Ripple Labs filed a Form C with the Court of Appeals on Thursday, escalating its legal battle with the US Securities and Exchange Commission (SEC).
The motion is a pre-argument statement asking the appellate court to apply a “new” standard, essentially a reassessment of an earlier Southern District of New York ruling regarding Ripple’s XRP trading and securities classification. be.
The appeal questions whether the district court’s use of the Howey test was appropriate to classify XRP as an investment contract. Specifically, Ripple believes that the sale of XRP to financial institutions should not be treated as a securities transaction because it requires Ripple to “invest funds in a general company with the expectation of profits derived solely from its efforts.” He claims that there is no.
Additionally, Ripple is challenging the court’s “fair notice” decision, arguing that the SEC’s inconsistent and ambiguous statements regarding the application of federal securities laws deprived Ripple of adequate guidance. .
Ripple’s chief legal officer, Stuart Alderoti, made it clear that the appeal regarding X will be limited to evidence that has already been submitted.

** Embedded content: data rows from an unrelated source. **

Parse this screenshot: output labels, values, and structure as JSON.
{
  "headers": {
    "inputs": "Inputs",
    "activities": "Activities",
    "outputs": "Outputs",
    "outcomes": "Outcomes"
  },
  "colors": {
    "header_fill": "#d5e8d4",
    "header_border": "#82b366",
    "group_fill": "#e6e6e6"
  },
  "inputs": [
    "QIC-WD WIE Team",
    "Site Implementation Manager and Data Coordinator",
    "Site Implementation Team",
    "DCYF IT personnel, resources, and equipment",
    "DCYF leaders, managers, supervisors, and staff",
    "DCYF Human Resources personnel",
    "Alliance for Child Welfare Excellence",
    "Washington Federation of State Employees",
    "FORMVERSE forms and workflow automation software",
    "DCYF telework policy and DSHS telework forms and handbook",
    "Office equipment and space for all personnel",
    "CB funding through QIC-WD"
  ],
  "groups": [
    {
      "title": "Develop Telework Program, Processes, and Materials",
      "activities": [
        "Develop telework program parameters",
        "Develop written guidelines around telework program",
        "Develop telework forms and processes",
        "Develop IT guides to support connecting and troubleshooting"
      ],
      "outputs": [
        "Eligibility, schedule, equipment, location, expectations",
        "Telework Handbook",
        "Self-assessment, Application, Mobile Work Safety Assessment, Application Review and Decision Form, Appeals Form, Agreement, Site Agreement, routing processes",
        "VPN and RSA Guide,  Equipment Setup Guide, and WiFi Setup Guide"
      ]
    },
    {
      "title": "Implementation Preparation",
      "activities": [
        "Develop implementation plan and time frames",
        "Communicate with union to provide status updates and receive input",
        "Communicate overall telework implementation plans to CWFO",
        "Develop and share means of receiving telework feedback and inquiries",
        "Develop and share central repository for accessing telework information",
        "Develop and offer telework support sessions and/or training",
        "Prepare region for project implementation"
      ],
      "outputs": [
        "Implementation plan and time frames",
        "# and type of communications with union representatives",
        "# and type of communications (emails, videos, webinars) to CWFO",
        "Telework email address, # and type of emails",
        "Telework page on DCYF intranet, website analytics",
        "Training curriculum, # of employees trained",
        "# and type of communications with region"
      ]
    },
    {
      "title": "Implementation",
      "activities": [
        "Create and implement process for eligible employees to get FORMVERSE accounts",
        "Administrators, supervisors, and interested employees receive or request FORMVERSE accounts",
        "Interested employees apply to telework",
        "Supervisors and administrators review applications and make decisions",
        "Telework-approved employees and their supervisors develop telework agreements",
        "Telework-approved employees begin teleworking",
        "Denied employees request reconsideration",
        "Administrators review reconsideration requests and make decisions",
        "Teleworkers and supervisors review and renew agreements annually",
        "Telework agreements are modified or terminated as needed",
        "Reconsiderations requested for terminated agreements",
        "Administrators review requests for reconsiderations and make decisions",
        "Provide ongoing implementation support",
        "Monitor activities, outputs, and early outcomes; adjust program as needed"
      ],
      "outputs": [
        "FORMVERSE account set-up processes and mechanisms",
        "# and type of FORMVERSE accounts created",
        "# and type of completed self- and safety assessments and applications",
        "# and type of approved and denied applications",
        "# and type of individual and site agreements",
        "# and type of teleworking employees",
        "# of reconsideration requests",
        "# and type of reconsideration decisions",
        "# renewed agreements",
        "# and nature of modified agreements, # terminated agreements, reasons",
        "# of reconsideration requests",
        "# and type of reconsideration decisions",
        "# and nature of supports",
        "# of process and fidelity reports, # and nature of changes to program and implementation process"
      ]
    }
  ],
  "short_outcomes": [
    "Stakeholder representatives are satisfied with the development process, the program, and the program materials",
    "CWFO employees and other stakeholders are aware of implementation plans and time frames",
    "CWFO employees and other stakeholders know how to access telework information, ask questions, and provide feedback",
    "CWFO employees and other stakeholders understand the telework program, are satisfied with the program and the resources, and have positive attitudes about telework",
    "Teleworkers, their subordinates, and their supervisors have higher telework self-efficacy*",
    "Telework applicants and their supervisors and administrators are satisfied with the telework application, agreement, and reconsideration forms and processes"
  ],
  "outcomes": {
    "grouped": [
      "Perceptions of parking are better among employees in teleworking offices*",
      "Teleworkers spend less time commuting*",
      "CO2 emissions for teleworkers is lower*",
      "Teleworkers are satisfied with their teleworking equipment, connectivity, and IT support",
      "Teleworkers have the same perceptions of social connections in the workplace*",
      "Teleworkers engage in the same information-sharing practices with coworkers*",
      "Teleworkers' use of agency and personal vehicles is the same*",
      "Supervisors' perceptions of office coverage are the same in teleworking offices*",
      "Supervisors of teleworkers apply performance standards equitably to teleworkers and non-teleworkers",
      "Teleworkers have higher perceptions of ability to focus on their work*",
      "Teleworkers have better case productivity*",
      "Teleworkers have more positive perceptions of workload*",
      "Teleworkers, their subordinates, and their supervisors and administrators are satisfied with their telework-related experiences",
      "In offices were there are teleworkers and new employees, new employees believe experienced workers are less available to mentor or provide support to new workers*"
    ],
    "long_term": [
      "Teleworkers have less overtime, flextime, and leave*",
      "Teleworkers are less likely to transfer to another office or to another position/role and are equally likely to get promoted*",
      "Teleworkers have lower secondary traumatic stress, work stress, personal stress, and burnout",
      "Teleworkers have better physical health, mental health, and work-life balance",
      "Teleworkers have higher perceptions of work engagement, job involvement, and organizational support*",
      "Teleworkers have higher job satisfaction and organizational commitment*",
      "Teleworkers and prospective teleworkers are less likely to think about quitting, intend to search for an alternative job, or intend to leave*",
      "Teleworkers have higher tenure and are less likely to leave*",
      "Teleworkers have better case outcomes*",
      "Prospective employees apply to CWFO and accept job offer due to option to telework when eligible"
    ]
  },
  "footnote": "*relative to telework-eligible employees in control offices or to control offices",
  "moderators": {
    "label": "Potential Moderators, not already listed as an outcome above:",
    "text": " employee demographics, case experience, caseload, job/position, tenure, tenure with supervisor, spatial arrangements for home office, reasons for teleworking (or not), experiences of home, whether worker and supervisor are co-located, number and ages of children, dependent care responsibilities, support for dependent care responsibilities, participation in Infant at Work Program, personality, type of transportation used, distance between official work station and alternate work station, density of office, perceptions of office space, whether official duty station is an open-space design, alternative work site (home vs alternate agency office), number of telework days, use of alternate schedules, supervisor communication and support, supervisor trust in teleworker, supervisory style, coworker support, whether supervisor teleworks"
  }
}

He stressed that at this stage there are no disputes over new documents and “drama” in the proceedings has been kept to a minimum. Alderoti reiterated that XRP is considered a non-security and emphasized that the SEC does not dispute this aspect.
Ripple’s filing follows a request by the SEC last week, in which the agency asked the court to reevaluate a district court’s ruling in favor of Ripple regarding the sale of XRP through its trading platform.
The SEC’s appeal primarily focuses on allegations that Ripple executives Brad Garlinghouse and Chris Larsen violated securities laws by selling XRP and allegedly aiding and abetting Ripple’s violations. The appeal seeks review of the court’s ruling regarding XRP sales on exchanges and personal sales by executives.
Ripple’s conflict with the SEC, which began in 2020, centered on the agency’s initial claims that Ripple raised $1.3 billion through unregistered securities sales of XRP. A New York court ruled last year that Ripple’s programmatic XRP sales did not violate securities laws, but required Ripple to pay $125 million for direct sales to institutional investors. However, this amount is much lower than the SEC’s proposed $2 billion fine.
In response, Alderoti said the SEC’s “distractions” had become “ambient noise,” adding that the “hard part of the battle” was now in the past.